Interest rates are low which if you are a borrower and have access to low rates is wonderful; it is even better if your cash flows allows to easily pay off the loans. At some point, the fed is going to raise rates or maybe it will be after the presidential election. If conditions improve in the economy, the fed will want to raise rates which will have an impact on the stock market. If you could be guaranteed a 5% plus return by buying bonds, would you move some money into bonds? The answer is likely yes. There will be a variety of reports trying to figure out which companies could be the winners and a report by Ian Tam under the heading Stocks that Could Benefit from Rising Rates was published in the Globe and Mail. Mr. Tam works at Morningstar Research.
Thesis: US companies in interest rate sensitive sectors.
Factors: some companies do better than others – financials, consumer cyclicals, and industrials
Ranking by Yield, Cash Flow to Debt; Industry-relative debt to equity; forward p/e
Limiting Factors: market cap must be a minimum of $6 billion, dividend payout ratio of < 80%.
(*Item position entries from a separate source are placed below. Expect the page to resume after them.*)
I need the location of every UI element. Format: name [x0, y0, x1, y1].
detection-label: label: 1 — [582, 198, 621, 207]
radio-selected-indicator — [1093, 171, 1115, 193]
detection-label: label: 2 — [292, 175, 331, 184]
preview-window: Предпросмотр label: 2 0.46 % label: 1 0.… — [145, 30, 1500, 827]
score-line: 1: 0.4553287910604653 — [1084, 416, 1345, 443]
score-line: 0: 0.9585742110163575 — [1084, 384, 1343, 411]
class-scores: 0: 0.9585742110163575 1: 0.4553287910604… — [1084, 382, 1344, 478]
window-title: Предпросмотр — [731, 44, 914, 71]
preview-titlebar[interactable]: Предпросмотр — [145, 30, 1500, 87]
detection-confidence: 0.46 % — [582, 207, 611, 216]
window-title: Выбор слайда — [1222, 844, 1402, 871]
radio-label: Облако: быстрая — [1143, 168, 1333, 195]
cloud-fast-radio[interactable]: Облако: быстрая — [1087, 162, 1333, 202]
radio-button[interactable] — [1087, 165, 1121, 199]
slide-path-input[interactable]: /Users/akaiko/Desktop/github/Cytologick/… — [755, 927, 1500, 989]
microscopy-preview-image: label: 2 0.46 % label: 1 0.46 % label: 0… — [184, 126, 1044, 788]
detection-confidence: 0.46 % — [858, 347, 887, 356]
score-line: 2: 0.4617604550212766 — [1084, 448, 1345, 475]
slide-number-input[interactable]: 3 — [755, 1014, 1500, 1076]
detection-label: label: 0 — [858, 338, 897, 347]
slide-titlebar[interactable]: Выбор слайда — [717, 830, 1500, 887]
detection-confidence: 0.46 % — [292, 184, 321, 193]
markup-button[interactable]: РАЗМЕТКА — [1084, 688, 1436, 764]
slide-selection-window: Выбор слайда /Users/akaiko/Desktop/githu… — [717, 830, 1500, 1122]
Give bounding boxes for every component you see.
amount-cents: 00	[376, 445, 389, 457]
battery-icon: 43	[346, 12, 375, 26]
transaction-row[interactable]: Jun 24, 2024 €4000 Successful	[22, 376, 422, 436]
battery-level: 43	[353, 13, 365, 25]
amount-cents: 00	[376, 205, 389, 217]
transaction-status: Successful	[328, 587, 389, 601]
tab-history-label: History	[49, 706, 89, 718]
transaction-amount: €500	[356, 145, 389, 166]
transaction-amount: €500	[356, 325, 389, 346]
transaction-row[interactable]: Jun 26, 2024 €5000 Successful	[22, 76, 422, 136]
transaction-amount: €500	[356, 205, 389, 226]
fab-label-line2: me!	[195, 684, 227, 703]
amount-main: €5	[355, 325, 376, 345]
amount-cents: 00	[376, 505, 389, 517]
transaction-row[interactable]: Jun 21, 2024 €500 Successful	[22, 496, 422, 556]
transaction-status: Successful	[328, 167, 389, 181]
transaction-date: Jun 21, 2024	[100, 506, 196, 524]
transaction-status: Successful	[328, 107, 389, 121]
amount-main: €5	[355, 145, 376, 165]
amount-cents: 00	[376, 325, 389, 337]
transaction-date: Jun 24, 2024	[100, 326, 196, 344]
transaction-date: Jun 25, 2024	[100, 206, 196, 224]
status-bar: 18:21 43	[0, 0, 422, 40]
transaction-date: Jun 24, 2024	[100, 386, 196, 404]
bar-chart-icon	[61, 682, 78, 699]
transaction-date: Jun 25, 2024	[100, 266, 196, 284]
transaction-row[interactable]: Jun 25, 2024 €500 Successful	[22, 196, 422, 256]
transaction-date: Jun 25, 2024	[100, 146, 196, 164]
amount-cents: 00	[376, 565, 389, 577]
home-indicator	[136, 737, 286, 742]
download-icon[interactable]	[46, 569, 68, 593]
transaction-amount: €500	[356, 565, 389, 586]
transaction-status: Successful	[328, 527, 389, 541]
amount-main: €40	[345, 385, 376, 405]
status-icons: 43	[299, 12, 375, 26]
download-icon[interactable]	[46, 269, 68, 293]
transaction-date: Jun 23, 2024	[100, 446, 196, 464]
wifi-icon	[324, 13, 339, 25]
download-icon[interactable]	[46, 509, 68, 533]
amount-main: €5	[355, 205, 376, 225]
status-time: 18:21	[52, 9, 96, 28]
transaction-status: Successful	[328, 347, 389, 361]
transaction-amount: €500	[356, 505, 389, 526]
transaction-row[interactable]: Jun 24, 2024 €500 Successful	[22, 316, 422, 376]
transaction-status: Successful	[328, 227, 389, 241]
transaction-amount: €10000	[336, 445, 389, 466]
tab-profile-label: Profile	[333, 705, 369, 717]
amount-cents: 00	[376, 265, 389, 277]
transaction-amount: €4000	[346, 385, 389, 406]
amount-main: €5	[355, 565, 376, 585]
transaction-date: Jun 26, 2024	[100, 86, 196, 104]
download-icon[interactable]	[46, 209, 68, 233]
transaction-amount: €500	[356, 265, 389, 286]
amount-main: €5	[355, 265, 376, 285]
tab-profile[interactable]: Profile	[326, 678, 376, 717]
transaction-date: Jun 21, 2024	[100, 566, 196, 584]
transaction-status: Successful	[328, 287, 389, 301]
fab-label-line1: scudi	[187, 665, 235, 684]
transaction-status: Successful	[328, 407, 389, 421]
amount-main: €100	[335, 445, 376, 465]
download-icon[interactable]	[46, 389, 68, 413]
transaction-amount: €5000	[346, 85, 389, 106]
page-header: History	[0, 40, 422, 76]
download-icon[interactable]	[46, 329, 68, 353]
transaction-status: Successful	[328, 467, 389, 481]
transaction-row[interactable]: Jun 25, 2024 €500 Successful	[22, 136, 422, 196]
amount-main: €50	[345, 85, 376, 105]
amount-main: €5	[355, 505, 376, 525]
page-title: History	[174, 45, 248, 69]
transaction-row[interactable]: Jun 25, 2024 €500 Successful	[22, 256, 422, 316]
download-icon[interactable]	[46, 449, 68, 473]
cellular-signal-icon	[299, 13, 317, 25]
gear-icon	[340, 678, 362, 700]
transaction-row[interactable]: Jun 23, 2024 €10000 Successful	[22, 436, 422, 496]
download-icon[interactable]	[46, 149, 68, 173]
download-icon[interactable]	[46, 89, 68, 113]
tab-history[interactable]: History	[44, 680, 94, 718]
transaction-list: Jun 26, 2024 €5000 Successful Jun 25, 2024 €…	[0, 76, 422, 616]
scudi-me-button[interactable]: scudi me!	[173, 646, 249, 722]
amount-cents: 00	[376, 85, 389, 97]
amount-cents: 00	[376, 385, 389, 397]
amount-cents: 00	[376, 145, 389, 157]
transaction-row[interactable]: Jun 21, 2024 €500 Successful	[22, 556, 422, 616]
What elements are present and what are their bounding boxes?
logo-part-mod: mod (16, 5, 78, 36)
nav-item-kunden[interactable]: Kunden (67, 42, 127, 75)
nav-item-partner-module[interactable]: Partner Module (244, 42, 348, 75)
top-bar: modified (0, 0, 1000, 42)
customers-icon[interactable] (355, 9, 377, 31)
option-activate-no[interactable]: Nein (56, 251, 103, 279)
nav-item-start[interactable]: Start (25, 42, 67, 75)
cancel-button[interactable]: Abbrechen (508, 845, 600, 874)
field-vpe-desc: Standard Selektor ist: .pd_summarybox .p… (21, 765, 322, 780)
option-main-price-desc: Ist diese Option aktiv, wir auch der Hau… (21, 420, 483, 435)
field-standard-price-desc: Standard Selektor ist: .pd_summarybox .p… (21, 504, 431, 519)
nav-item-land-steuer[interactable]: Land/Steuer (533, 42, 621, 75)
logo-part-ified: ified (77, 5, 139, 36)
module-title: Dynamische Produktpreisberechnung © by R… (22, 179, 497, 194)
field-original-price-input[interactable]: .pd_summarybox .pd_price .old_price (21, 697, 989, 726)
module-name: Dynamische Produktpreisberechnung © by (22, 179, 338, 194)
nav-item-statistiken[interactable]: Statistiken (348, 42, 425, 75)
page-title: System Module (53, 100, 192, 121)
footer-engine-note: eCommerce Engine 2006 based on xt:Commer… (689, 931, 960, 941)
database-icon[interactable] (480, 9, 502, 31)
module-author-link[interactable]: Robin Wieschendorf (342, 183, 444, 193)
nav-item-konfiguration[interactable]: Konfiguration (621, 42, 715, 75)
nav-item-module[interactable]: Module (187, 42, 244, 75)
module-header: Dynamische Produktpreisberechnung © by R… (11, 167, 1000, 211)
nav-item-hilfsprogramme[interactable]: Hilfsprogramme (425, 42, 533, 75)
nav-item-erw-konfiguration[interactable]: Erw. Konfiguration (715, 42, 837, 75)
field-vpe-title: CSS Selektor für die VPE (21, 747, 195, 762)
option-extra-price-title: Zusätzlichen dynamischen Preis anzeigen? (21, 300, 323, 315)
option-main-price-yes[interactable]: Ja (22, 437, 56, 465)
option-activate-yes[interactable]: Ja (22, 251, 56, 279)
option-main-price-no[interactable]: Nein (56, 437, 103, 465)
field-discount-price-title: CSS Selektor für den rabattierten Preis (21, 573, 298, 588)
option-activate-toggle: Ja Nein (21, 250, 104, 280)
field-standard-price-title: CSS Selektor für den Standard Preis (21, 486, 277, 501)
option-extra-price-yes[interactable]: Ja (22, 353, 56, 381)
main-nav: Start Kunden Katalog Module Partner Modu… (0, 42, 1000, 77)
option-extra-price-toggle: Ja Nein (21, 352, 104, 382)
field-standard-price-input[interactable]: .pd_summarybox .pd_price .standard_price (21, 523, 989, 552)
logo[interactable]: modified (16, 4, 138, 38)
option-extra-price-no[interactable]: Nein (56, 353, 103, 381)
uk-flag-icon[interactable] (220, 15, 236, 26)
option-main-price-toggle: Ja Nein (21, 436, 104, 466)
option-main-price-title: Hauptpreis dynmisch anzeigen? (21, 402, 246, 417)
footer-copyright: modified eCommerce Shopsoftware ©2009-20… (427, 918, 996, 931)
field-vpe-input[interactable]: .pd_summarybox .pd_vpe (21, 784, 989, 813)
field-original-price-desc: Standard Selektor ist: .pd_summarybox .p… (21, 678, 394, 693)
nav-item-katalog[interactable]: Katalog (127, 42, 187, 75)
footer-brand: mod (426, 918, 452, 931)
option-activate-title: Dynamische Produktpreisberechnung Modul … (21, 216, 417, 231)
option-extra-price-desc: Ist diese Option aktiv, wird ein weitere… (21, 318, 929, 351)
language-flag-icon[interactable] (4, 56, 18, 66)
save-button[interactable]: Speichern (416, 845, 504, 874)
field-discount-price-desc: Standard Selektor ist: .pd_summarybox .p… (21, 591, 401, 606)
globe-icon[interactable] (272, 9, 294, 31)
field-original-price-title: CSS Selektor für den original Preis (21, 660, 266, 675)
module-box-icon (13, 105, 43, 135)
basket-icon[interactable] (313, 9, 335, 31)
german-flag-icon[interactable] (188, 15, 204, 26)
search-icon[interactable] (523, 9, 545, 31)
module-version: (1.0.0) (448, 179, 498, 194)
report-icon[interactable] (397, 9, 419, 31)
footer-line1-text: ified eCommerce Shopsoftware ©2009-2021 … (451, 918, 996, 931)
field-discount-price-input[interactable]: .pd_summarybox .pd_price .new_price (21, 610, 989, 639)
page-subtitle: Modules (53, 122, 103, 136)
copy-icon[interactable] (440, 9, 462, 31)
Rank Company Ticker Mkt Cap Yield Forward Cash Flow Industry Relative Payout Ratio
US Bil % P/E to Debt debt to equity %
1. Everest Re Group RE-N 8.101 2.08 8.83 2.05 0.24 13
2. T Rowe Price TROW-Q 20.333 2.67 16.04 n/c 0 40.35
3. ADP ADP-Q 38.932 2.36 25.05 67.88 0 64.88
4. Fastenal FAST-Q 12.310 2.67 23.27 n/c 0 59.95
5. Expeditors of Wash EPD-Q 9.173 1.5 21.56 3.49 0 31.22
6. Foot Locker FL-N 8.716 1.6 15.58 5.16 0.08 24.2
7. Williams-Sonoma WSM-N 7.362 1.74 23.11 n/c 0 41.43
8. Robert Half Int’l RHI-N 7.556 1.43 20.95 368.18 0 31.09
9. Genuine Parts GPC-N 13.772 2.72 18.97 1.8 0.26 50.43
10. Dick’s Sporting Goods DKS-N 6.391 1.02 16.97 9.21 0.05 17.61
Linking to dividend paying companies, all the above pay a dividend which allows many choices to make and changing the criteria will add or subtract other companies, the important aspect is to narrow your field and pick the best of the best. There are many choices within the dividend paying companies.